The sixth and seventh centuries of the Christian era must be regarded as the Golden Age of Ireland. The story of our country during this period is one of the most glorious epochs in the history of European Christianity. St. Patrick had not been half a century in his grave when the whole island was studded with the monasteries and schools of the new faith. The doctrines of Christianity were received by the people with a burst of enthusiasm which has scarcely been equalled in the history of any nation. Learning became the handmaid of faith, and art and letters followed rapidly in the train of the churches and monasteries.

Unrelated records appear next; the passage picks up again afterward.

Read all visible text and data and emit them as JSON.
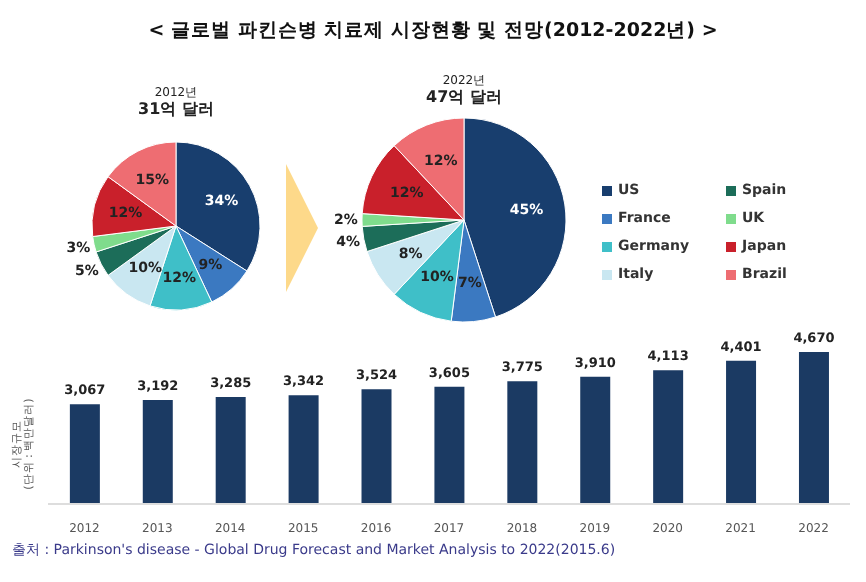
{
  "chart_data": [
    {
      "type": "pie",
      "title": "2012년",
      "subtitle": "31억 달러",
      "categories": [
        null,
        null,
        null,
        null,
        null,
        null,
        null,
        null
      ],
      "values": [
        34,
        9,
        12,
        10,
        5,
        3,
        12,
        15
      ],
      "colors": [
        "#183e6e",
        "#3b79c1",
        "#3fbfc8",
        "#c9e7f1",
        "#1c6d59",
        "#7fdc8c",
        "#c9202b",
        "#ee6d72"
      ],
      "value_labels": [
        "34%",
        "9%",
        "12%",
        "10%",
        "5%",
        "3%",
        "12%",
        "15%"
      ]
    },
    {
      "type": "pie",
      "title": "2022년",
      "subtitle": "47억 달러",
      "categories": [
        "US",
        "France",
        "Germany",
        "Italy",
        "Spain",
        "UK",
        "Japan",
        "Brazil"
      ],
      "values": [
        45,
        7,
        10,
        8,
        4,
        2,
        12,
        12
      ],
      "colors": [
        "#183e6e",
        "#3b79c1",
        "#3fbfc8",
        "#c9e7f1",
        "#1c6d59",
        "#7fdc8c",
        "#c9202b",
        "#ee6d72"
      ],
      "value_labels": [
        "45%",
        "7%",
        "10%",
        "8%",
        "4%",
        "2%",
        "12%",
        "12%"
      ],
      "legend": "right"
    },
    {
      "type": "bar",
      "ylabel": "시장규모\n(단위 : 백만달러)",
      "categories": [
        "2012",
        "2013",
        "2014",
        "2015",
        "2016",
        "2017",
        "2018",
        "2019",
        "2020",
        "2021",
        "2022"
      ],
      "values": [
        3067,
        3192,
        3285,
        3342,
        3524,
        3605,
        3775,
        3910,
        4113,
        4401,
        4670
      ],
      "color": "#1b3a63",
      "value_labels": [
        "3,067",
        "3,192",
        "3,285",
        "3,342",
        "3,524",
        "3,605",
        "3,775",
        "3,910",
        "4,113",
        "4,401",
        "4,670"
      ],
      "annotations": [
        "< 글로벌 파킨슨병 치료제 시장현황 및 전망(2012-2022년) >",
        "출처 : Parkinson's disease - Global Drug Forecast and Market Analysis to 2022(2015.6)"
      ]
    }
  ]
}
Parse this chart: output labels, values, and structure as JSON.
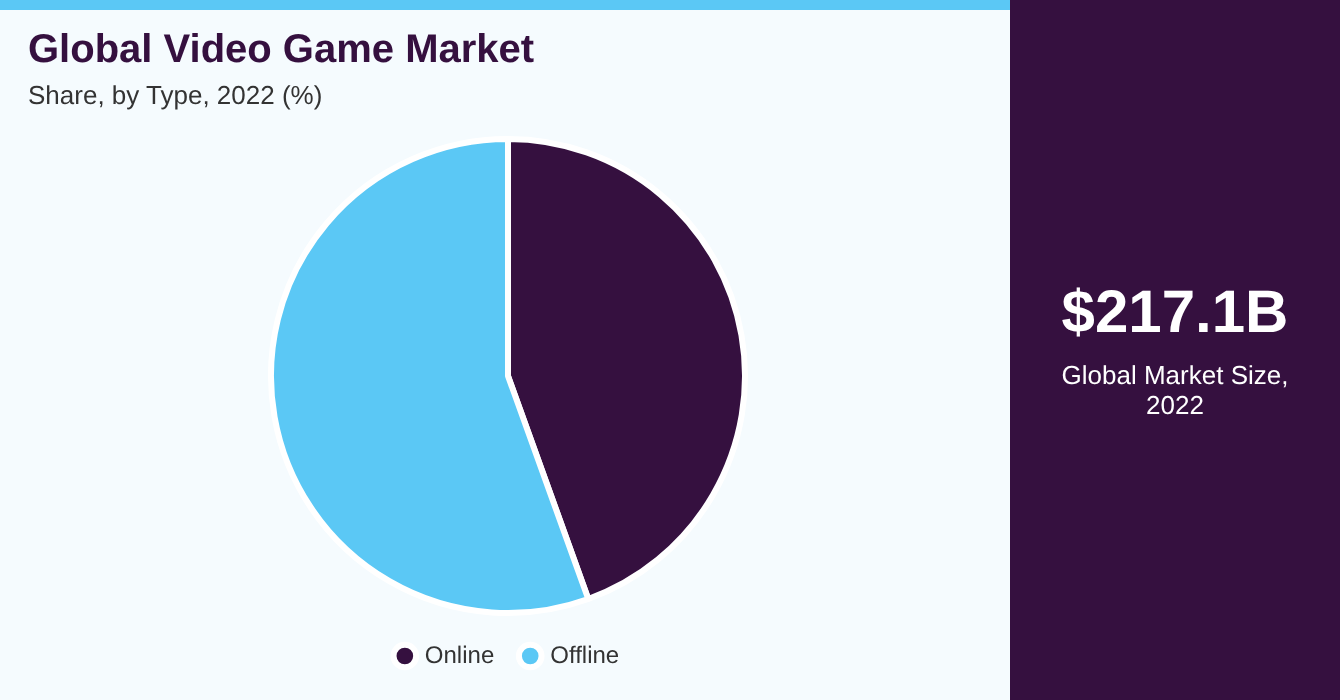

While Science and Sacred Studies were almost extinct, Thomas Merton writes "There was a golden age of Irish culture of Celtic culture when Ireland was the most civilized in the western world this is no exaggeration." Ireland was the secure abode of European culture, my hometown of Armagh the birthplace of the 11th-century Saint Malachy who was born only a ten-minute walk from my home, my city is steeped in religious and cultural treasures the older I get a newfound respect has grown, hence why Armagh is called the city of saints and scholars and retained its importance as the city was defined as one of the important Christian universities of the west. The whole island was awakened with energy and enthusiasm.
Early Irish monastics would travel extensively mainly to collect religious artefacts directly from Syria as the early desert fathers who preceded those of Celtic times and profoundly influenced the Irish monastics. At times they would gather in boats and simply although the wind to carry their sails it was the Vikings who first discovered Irish monks in Iceland far north of Ireland the Irish energy appeared omnipotent and inexhaustible, I often wondered what the first Vikings thought upon seeing a bunch of Irish lads around a campfire before the inevitable happened. The striking characteristics of the Irish monks were their passion for pilgrimage and preaching and the imperious necessity which seemed to impel them to spread themselves over western Europe, in both seeking and carrying knowledge and faith afar, Walafried Strabo a writer of the ninth century remarks that the custom of travelling appeared to have become a part of the Irish man's nature as they travelled not in weariness but in delight as they seemed to have been born under a wandering planet, the monks did not yield to the Norsemen in their passion for travel the Irish saints had a real vocation for the apostolate and had a powerful influence which they were able to exercise in every country to which they went, and how men and women of all ranks were attracted to them, as the rivers of the intellectual life and drawers of souls as they travelled through Europe mostly on foot clothed in coarse woollen garments, worn over a white tunic carrying long staves, and bore at their sides leather water bottles and wallet's in which they kept their food, writing tablets and manuscripts.
The French contemplative saint Bernard of Clairvaux speaks of the multiple saintly men and women who descended from Ireland on the Continent like an overflowing stream, they through themselves with a passionate enthusiasm into the struggles of masses that hungered for more. St Bernard of Clairvaux had a deep soul connection with my hometown Saint, Malachy who would eventually die in the arms of St Bernard. In the sermon of St Bernard on the passing of his saintly friend he stated that Malachy was distinguished in meekness, obedience, humility, honesty, truth and diligence in his studies. I'm not surprised my town holds the mantle of the city of saints and scholars. Historians conveyed that during the sixth and seventh centuries, Ireland stood in the full beauty of its bloom, the spirit of the Gospel of Christ imbued with inexhaustible and omnipotent energy, there was not a country in the world during this time that could boast of pious foundations or religious communities equal to those that adorned this island, I am fortunate to be surrounded and reminded by this cultural richness that is just a stroll from my door. In the centuries to follow saints and scholars from Ireland were to be found in every cathedral and monastery of the empire and were so identified with the new intellectual movement which was taking place. During the three centuries that followed St Patrick, there were numerous Saints in every province of Ireland the most household names such as St Brigid, St Colmcille, St Kevin of Glendalough and St Malachy and many hundreds more that blessed and walked through the generations pointing the way for future generations of seeking souls that St Patrick foreknew to be enlightened by heavenly wisdom, to glow like the sun with the pale audience of the moon to shine like the aurora.